Kirby agreed to join forces, and today, blood-based liquid biopsies like the one Giannakakou and Nanus first proposed have had a huge benefit on the field. “This research allows you to obtain tumor information from the patient as often as you like, with a simple blood draw,” Giannakakou says. “In addition, while the information you receive from a traditional tissue biopsy is limited by the location from which the cells were removed, circulating tumor cells tell a more complete story about the entire progression of disease throughout the body.” Giannakakou is now using this approach to help explain why prostate cancer cells often become resistant to standard therapies over time, and along with Kirby has adapted the technology to ultimately study circulating tumor cells in cancers of the lung, breast, and gastric system.

Giannakakou is simultaneously doubling down on her mentorship efforts.
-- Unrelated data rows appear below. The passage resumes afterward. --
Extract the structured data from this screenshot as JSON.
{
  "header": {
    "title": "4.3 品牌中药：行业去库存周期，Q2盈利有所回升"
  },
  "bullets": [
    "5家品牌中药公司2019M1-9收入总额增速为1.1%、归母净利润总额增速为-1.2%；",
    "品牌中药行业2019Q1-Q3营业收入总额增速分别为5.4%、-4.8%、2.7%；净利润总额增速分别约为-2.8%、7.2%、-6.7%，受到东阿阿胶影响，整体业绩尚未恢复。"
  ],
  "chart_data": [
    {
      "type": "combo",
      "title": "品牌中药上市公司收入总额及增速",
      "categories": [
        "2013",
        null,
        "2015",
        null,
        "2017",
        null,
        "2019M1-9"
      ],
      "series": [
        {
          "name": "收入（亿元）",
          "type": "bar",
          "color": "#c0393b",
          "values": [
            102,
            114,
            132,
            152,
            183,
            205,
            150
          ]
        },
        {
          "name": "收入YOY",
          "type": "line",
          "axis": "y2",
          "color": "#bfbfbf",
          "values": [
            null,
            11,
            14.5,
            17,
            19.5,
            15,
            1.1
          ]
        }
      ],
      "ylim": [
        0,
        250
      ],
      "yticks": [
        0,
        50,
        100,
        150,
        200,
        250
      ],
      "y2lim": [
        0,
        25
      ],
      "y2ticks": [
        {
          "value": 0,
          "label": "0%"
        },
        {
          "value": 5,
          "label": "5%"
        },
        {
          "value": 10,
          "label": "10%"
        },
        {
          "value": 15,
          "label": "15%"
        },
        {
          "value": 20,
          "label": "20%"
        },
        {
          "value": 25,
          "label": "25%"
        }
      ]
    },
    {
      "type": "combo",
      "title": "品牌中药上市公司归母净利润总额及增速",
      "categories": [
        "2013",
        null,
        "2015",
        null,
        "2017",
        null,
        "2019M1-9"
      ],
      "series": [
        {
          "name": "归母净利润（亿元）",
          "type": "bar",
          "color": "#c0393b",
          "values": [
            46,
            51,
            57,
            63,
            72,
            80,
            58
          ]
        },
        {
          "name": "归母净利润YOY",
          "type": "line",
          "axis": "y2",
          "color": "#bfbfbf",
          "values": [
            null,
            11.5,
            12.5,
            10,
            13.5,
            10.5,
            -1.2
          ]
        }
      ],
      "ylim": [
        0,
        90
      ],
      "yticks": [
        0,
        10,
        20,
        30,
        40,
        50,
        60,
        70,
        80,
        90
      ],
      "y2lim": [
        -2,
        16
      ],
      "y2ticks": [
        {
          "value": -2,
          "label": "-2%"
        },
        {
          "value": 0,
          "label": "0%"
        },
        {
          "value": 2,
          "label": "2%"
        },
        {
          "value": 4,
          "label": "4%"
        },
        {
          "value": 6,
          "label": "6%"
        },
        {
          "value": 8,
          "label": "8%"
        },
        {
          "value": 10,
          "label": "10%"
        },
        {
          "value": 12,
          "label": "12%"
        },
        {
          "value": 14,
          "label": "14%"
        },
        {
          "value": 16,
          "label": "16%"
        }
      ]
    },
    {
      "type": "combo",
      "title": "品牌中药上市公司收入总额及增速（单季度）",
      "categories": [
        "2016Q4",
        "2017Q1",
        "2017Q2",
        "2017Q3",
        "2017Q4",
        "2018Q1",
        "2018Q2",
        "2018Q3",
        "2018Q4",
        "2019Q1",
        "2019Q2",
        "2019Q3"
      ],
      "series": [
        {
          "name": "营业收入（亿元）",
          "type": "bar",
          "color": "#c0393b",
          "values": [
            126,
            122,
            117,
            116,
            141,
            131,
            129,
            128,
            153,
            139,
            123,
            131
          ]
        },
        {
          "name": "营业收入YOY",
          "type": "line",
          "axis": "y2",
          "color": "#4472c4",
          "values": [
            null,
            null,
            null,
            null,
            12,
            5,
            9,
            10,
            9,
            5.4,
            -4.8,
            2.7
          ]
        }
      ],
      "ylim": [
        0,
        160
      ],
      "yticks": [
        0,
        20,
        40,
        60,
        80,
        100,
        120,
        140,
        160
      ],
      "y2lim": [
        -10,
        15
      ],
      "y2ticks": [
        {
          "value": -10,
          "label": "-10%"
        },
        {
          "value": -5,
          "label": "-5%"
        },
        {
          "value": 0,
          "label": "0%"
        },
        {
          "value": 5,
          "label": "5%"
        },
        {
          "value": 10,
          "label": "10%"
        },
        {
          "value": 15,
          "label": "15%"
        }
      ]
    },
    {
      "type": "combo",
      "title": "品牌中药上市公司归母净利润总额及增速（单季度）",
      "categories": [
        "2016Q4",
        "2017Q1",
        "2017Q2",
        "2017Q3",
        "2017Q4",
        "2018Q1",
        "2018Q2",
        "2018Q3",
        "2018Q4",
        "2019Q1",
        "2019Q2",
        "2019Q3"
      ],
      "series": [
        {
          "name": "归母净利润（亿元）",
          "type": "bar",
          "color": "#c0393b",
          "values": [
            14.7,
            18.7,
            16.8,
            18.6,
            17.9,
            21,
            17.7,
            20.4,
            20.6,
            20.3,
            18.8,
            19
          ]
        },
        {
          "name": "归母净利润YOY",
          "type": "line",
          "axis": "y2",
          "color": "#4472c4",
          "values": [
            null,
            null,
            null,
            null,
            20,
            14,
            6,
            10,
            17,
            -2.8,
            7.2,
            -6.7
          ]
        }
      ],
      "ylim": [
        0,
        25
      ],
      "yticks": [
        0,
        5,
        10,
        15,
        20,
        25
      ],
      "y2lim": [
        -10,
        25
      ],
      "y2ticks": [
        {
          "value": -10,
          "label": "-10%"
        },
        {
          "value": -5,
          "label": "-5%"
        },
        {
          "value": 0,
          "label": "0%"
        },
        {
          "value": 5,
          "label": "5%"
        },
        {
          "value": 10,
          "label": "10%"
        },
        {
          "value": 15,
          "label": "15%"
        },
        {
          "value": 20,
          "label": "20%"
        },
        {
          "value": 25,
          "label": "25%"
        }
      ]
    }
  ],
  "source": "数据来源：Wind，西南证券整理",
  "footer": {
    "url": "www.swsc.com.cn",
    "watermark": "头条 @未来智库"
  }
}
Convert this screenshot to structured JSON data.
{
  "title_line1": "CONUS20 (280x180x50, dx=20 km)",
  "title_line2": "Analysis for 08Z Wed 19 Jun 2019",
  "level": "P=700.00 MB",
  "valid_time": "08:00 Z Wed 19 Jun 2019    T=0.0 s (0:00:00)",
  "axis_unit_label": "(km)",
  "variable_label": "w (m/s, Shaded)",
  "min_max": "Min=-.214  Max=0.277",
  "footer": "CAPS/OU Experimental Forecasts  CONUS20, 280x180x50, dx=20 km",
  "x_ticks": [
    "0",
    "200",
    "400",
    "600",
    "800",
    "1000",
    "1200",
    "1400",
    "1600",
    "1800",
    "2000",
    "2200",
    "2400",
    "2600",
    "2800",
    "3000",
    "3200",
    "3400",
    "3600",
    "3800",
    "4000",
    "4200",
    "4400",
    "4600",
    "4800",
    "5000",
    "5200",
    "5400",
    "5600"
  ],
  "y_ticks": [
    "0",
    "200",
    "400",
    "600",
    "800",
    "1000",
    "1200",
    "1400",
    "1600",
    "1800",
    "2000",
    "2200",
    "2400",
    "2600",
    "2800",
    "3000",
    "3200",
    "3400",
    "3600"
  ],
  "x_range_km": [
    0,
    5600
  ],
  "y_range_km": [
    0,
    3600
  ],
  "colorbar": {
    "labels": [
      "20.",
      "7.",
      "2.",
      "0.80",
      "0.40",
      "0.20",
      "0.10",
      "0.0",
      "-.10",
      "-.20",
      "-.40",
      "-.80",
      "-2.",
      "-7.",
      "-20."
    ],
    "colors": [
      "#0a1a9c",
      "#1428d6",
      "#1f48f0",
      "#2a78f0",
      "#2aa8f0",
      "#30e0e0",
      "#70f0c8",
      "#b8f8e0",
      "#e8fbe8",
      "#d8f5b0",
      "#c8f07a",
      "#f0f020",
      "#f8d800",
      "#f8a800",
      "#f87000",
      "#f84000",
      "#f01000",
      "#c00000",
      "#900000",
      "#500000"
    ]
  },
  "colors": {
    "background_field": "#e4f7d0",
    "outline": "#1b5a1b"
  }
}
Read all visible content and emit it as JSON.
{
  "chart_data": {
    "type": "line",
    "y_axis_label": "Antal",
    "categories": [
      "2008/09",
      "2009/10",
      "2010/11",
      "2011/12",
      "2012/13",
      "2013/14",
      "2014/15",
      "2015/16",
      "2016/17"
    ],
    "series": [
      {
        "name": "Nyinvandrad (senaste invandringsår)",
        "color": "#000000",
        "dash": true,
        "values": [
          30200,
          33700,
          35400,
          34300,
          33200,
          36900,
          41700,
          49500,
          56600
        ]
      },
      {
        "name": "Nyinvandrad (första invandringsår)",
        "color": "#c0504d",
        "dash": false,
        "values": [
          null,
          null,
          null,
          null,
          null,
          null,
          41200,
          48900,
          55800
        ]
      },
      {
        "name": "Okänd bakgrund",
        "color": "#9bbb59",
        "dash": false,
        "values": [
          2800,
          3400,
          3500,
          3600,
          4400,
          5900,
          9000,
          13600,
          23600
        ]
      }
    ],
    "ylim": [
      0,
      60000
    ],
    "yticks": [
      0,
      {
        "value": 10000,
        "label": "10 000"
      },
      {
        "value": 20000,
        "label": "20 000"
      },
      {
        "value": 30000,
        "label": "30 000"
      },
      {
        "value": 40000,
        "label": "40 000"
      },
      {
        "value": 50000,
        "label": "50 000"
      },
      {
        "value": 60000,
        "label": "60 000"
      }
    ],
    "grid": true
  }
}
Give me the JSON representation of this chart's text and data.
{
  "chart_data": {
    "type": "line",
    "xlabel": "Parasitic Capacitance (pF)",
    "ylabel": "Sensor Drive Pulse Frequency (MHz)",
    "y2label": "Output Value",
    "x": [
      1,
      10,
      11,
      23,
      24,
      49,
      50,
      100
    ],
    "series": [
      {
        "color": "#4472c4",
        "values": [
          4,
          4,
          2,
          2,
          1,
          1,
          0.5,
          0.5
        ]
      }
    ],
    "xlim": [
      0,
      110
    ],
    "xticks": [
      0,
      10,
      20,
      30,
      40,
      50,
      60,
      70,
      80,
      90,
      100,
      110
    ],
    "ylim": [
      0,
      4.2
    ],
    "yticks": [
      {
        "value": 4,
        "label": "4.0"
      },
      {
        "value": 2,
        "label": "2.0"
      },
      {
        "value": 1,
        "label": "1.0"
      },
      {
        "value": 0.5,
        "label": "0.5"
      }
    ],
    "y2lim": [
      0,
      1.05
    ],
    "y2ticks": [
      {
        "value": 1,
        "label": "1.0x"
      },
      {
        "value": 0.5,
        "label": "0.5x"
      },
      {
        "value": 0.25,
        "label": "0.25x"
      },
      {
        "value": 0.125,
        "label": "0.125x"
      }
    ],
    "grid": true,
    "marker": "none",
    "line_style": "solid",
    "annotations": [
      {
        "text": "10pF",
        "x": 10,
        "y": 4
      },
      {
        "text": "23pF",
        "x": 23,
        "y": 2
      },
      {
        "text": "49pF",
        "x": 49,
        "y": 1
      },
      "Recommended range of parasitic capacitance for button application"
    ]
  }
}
In fall 2015, she started a program modeled after a Harvard CTSC initiative that prepares junior investigators to apply for the NIH’s oldest and most commonly used grant, the R01. The WCM CTSC sponsored the program and contributed $20,000 to get it off the ground, and Giannakakou notes that it has had a remarkable success rate—50 percent—in applications that have received federal funding. “The CTSC was critical to its success,” she says, “and I will forever be grateful for that.”

This story first appeared in Weill Cornell Medicine, Vol. 16. No. 1.